# Jigsaw Toxicity: Word2Vec+TFIDF Training
## Table of Contents
* [1. Overview](#1.)
* [2. Configuration](#2.)
* [3. Setup](#3.)
* [4. Import datasets](#4.)
* [5. EDA & Preprocessing](#5.)
    * [5.1 Select trainng data](#5.1)
    * [5.2 Text Preprocessing Function](#5.2)
    * [5.3 TF-IDF Vectorization](#5.3)
    * [5.4 Word2Vec Vectorization](#5.4)
    * [5.5 Train Validation Split](#5.5)
    * [5.6 Create TensorFlow Dataset](#5.6)
    * [5.7 Calculate Class weight](#5.7)
* [6. Model Development](#6.)
    * [6.1 FNet Encoder](#6.1)
    * [6.2 Positional Embedding](#6.2)
    * [6.3 Word2Vec FNet Model](#6.3)
    * [6.4 TFIDF DNN Model](#6.4)
    * [6.5 The Whole Model](#6.5)
    * [6.6 Model Training](#6.6)
    * [6.7 Evaluation](#6.7)
* [7. Submission](#7.)
* [8. References](#8.)

<font color="red" size="3">If you found it useful and would like to back me up, just upvote.</font>

<a id="1."></a>
## 1. Overview
In my previous notebooks, I build Jigsaw Toxicity Model with [FNet](https://www.kaggle.com/lonnieqin/jigsaw-toxicity-training-with-fnet) using Word2Vec Vectorizatoin and [DNN](https://www.kaggle.com/lonnieqin/tf-idf-vectorization-with-keras) using TFIDF Vectorzation. How about combining this two Models together? I will try it in this notebook.

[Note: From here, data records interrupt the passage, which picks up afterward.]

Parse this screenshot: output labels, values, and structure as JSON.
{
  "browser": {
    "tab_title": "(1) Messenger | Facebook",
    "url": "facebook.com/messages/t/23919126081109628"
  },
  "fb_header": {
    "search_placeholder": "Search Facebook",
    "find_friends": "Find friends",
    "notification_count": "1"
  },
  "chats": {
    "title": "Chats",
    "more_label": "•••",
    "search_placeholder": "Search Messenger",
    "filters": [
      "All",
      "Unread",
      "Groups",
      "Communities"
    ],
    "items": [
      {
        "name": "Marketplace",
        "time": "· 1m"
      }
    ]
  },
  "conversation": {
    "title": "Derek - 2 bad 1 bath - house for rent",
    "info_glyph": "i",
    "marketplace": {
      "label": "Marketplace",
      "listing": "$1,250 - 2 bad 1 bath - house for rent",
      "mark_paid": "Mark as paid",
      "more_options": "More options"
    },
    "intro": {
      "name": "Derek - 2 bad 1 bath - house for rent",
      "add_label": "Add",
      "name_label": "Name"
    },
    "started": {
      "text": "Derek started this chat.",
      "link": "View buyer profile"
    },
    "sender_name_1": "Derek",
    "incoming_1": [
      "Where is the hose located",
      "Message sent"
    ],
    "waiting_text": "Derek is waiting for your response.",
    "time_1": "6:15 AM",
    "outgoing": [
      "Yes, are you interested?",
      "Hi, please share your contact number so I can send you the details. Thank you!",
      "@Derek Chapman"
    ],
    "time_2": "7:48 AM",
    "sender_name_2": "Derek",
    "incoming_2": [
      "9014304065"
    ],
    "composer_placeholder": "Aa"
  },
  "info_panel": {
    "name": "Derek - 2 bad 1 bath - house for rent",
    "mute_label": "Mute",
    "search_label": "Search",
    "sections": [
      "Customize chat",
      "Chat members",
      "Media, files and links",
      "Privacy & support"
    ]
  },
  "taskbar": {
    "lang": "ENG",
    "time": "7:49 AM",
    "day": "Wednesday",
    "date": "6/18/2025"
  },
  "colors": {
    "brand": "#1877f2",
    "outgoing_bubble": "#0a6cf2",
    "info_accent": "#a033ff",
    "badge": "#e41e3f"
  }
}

This Model is a binary classfication Model, ranking of toxicity can be calcualated via probability of binary classficiation.

I use dataset from [Toxic Comment Classification Challenge](https://www.kaggle.com/c/jigsaw-toxic-comment-classification-challenge) and combine with more toxic data in this dataset for training.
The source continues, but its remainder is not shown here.